Lyllo, un piccolo volpino furbacchione, non aveva fatto molta strada quando, improvvisamente, vide dinanzi a sé una graziosa casetta tutta colorata, circondata da un grande giardino.
La casetta era così bella che splendeva di luce. Improvvisamente notò delle scale con una ringhiera dorata e decise di salire i gradini.
Arrivato all’ultimo, si affacciò alla porta d’ingresso. Furbo com’era, si accorse subito che si trattava di una scuola: le pareti bianche, i banchi, la cattedra e la lavagna lo dimostravano.
Nei banchi erano seduti agnellini, orsacchiotti, galletti, coniglietti e maialini, tutti composti e ravviati nei loro grembiulini blu, con gli occhi fissi sul libro aperto.
Sulla cattedra, però, non c’era nessuno.
Lyllo vide in fondo all’aula un banco vuoto, un po’ più piccolo degli altri, e pensò che, se fosse riuscito ad arrivarci senza farsi notare, sarebbe stato salvo. Con astuzia cercò subito di infilarsi dentro, ma gli agnellini lo videro benissimo: voltarono tutti insieme la testa e lo fissarono, senza però dire nulla.
Nel frattempo entrò il maestro: un panda gigante con un enorme paio di occhiali gialli sul naso.
Salì sulla cattedra, aprì il registro e incominciò a fare l’appello, segnando gli assenti. Poi si schiarì la voce e annunciò con fermezza:
— Oggi parleremo di numeri!
A un certo punto, mentre il maestro spiegava la lezione, un piccolo agnellino che stava davanti, nella fila di sinistra, alzò la zampetta:
— Maestro, e se sbaglio?
Il panda lo fissò al di sopra degli occhiali e chiese un po’ spazientito:
— Che cosa intendi?
L’agnellino ribadì:
— Se non riesco a imparare?
— Devi impegnarti! — gridò il maestro.
Il piccolo agnellino si alzò tremando e disse con un filo di voce:
— Ma io ho paura di non farcela…
Il panda allora replicò più pacato:
— Non temere, ognuno impara con i suoi tempi.
Intanto il povero volpino, che era rimasto ad attendere, si massaggiava di tanto in tanto la zampetta che gli faceva male. Finalmente, con imbarazzo, uscì dal banco e si avvicinò.

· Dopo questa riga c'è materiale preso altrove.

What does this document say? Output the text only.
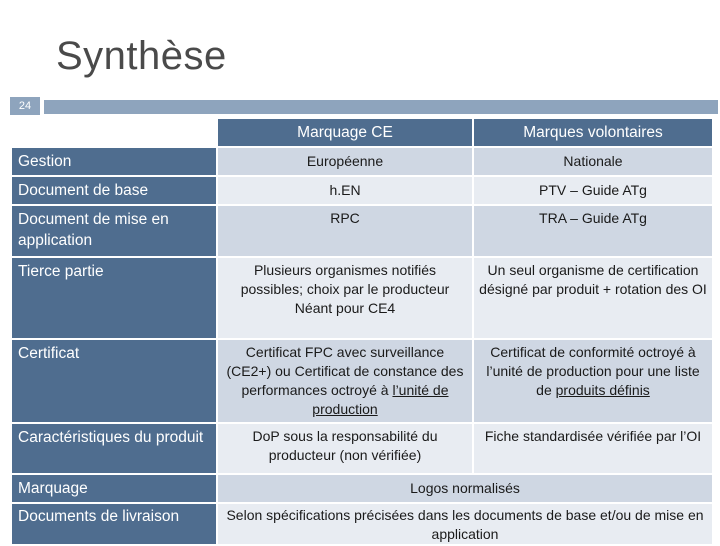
Synthèse
24
	Marquage CE	Marques volontaires
Gestion	Européenne	Nationale
Document de base	h.EN	PTV – Guide ATg
Document de mise en application	RPC	TRA – Guide ATg
Tierce partie	Plusieurs organismes notifiés possibles; choix par le producteur Néant pour CE4	Un seul organisme de certification désigné par produit + rotation des OI
Certificat	Certificat FPC avec surveillance (CE2+) ou Certificat de constance des performances octroyé à l’unité de production	Certificat de conformité octroyé à l’unité de production pour une liste de produits définis
Caractéristiques du produit	DoP sous la responsabilité du producteur (non vérifiée)	Fiche standardisée vérifiée par l’OI
Marquage	Logos normalisés	
Documents de livraison	Selon spécifications précisées dans les documents de base et/ou de mise en application	
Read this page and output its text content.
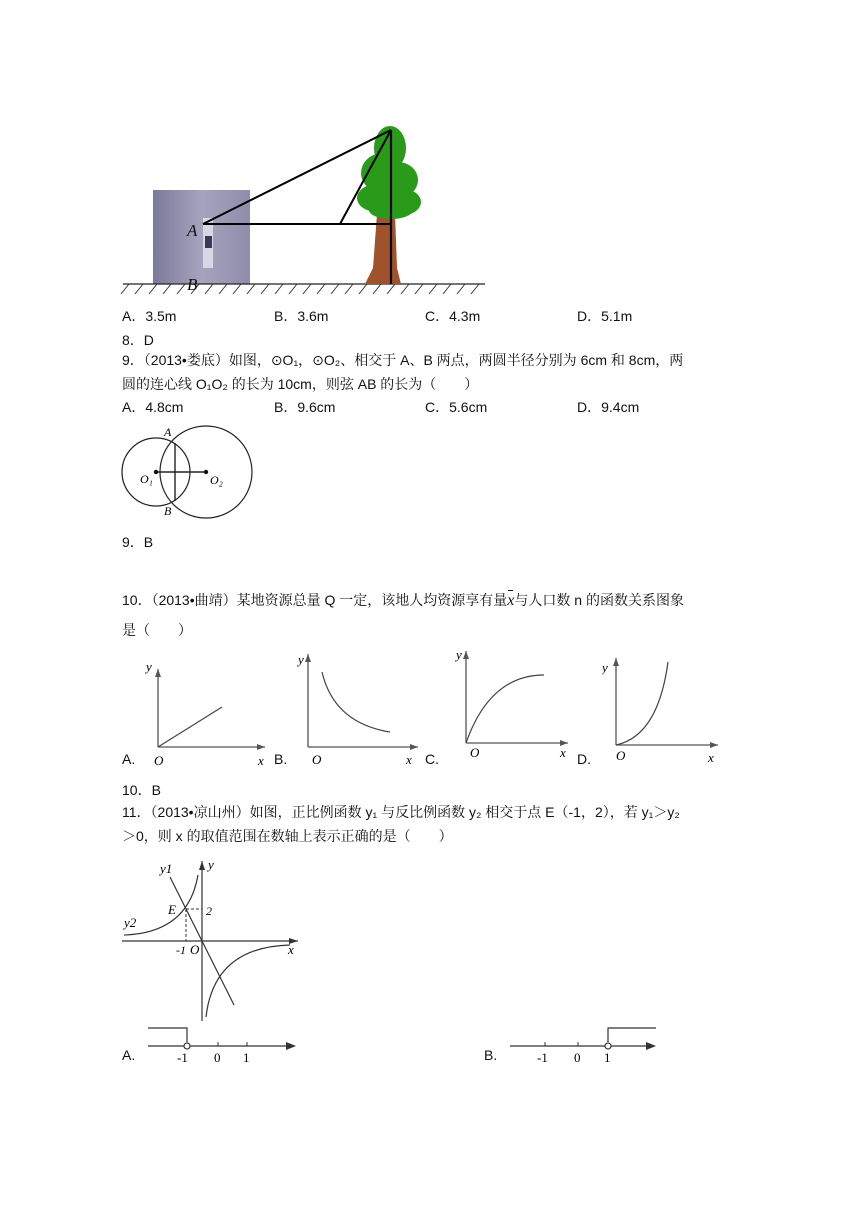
A
B
A．3.5m	B．3.6m	C．4.3m	D．5.1m
8．D
9．（2013•娄底）如图，⊙O₁，⊙O₂、相交于 A、B 两点，两圆半径分别为 6cm 和 8cm，两
圆的连心线 O₁O₂ 的长为 10cm，则弦 AB 的长为（　　）
A．4.8cm	B．9.6cm	C．5.6cm	D．9.4cm
A
B
O₁	O₂
9．B
10．（2013•曲靖）某地资源总量 Q 一定，该地人均资源享有量x与人口数 n 的函数关系图象
是（　　）
y
O	x
A.
y
O	x
B.
y
O	x
C.
y
O	x
D.
10．B
11．（2013•凉山州）如图，正比例函数 y₁ 与反比例函数 y₂ 相交于点 E（-1，2），若 y₁＞y₂
＞0，则 x 的取值范围在数轴上表示正确的是（　　）
y
x
y1
y2
E	2
-1 O
A.	-1 0 1	B.	-1 0 1
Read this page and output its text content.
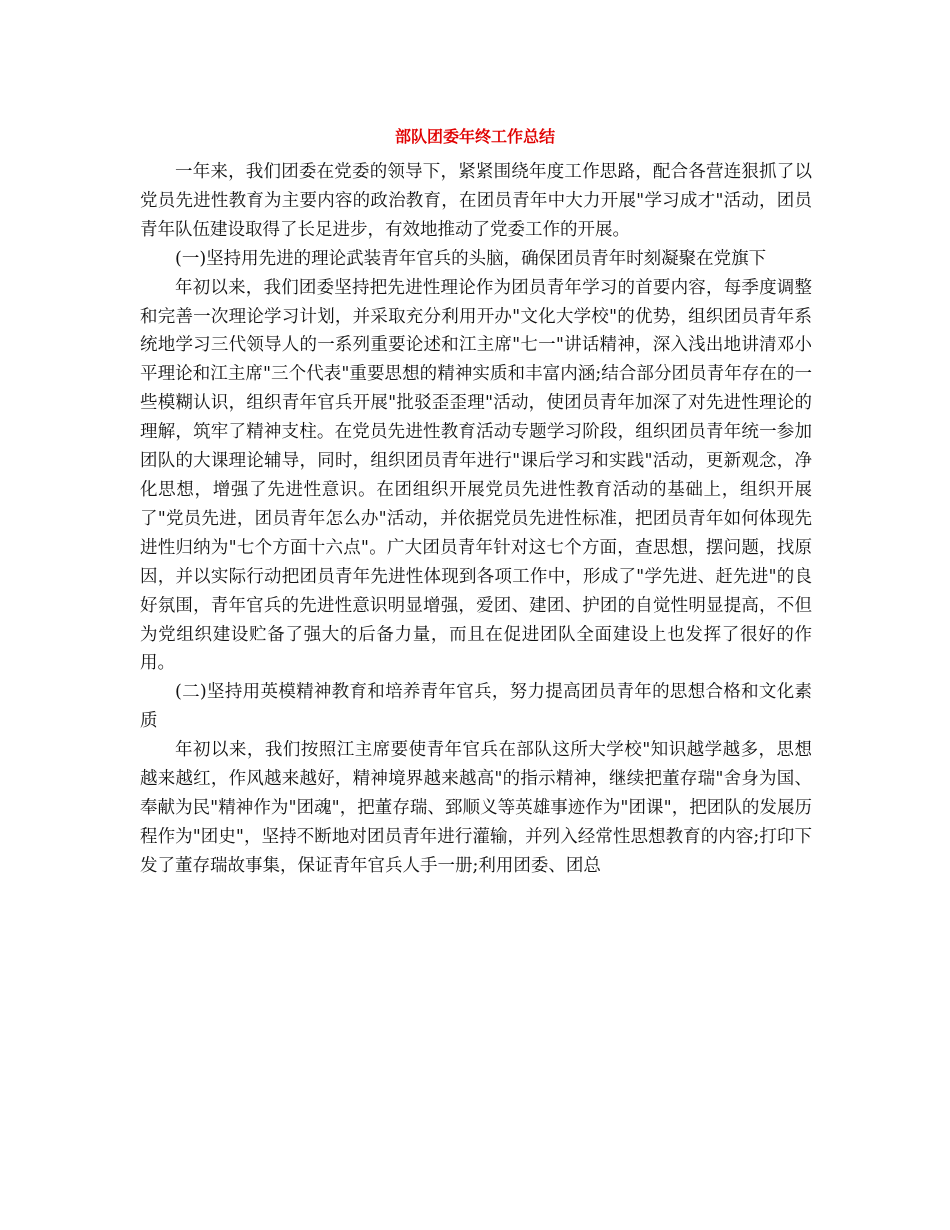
部队团委年终工作总结

一年来，我们团委在党委的领导下，紧紧围绕年度工作思路，配合各营连狠抓了以党员先进性教育为主要内容的政治教育，在团员青年中大力开展"学习成才"活动，团员青年队伍建设取得了长足进步，有效地推动了党委工作的开展。

(一)坚持用先进的理论武装青年官兵的头脑，确保团员青年时刻凝聚在党旗下

年初以来，我们团委坚持把先进性理论作为团员青年学习的首要内容，每季度调整和完善一次理论学习计划，并采取充分利用开办"文化大学校"的优势，组织团员青年系统地学习三代领导人的一系列重要论述和江主席"七一"讲话精神，深入浅出地讲清邓小平理论和江主席"三个代表"重要思想的精神实质和丰富内涵;结合部分团员青年存在的一些模糊认识，组织青年官兵开展"批驳歪歪理"活动，使团员青年加深了对先进性理论的理解，筑牢了精神支柱。在党员先进性教育活动专题学习阶段，组织团员青年统一参加团队的大课理论辅导，同时，组织团员青年进行"课后学习和实践"活动，更新观念，净化思想，增强了先进性意识。在团组织开展党员先进性教育活动的基础上，组织开展了"党员先进，团员青年怎么办"活动，并依据党员先进性标准，把团员青年如何体现先进性归纳为"七个方面十六点"。广大团员青年针对这七个方面，查思想，摆问题，找原因，并以实际行动把团员青年先进性体现到各项工作中，形成了"学先进、赶先进"的良好氛围，青年官兵的先进性意识明显增强，爱团、建团、护团的自觉性明显提高，不但为党组织建设贮备了强大的后备力量，而且在促进团队全面建设上也发挥了很好的作用。

(二)坚持用英模精神教育和培养青年官兵，努力提高团员青年的思想合格和文化素质

年初以来，我们按照江主席要使青年官兵在部队这所大学校"知识越学越多，思想越来越红，作风越来越好，精神境界越来越高"的指示精神，继续把董存瑞"舍身为国、奉献为民"精神作为"团魂"，把董存瑞、郅顺义等英雄事迹作为"团课"，把团队的发展历程作为"团史"，坚持不断地对团员青年进行灌输，并列入经常性思想教育的内容;打印下发了董存瑞故事集，保证青年官兵人手一册;利用团委、团总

Il panda miope lo guardò attraverso gli occhiali e balbettò:
— E tu chi sei?
— Mi chiamo Lyllo, maestro, — rispose il piccolo volpino.
— E perché sei qui? — domandò il panda.
— Per imparare, come tutti loro, — disse Lyllo con grande rispetto.
Il maestro lo osservò stupito:
— Sai ripetere la lezione?
Il piccolo volpino, imbarazzato, ripeté tutte le parole che il maestro aveva spiegato. Sapeva proprio tutto!
Gli scolaretti batterono le zampette entusiasti, sperando che restasse con loro: li avrebbe aiutati nei compiti e nelle lezioni.
Il maestro rimase colpito e disse:
— Sei davvero preparato, ma non fai parte di questa scuola.
Lyllo si sentì triste e sconsolato. Poi, sollevando il capo verso l’alto, disse:
— Allora non potrò mai studiare?
Sentendo quelle parole, il panda gigante si commosse e domandò:
— Dimmi, qual è il tuo sogno?
Fu una domanda che nessuno gli aveva mai fatto. Lyllo chinò il capo e rispose con voce esile:
— Vorrei solo imparare.
Il maestro batté la zampa sul registro e dichiarò:
— Bene, allora resterai con noi!
Lyllo, il tenero volpino, capì la situazione e si avviò a testa bassa, zoppicando, mentre i piccoli alunni lo seguivano con simpatia.
— Benvenuto nella nostra classe! — urlò il maestro panda.
Tutti gli alunni applaudirono felici.
Il piccolo volpino si voltò e salutò il maestro con gli occhi lucidi e il cuore colmo di gratitudine.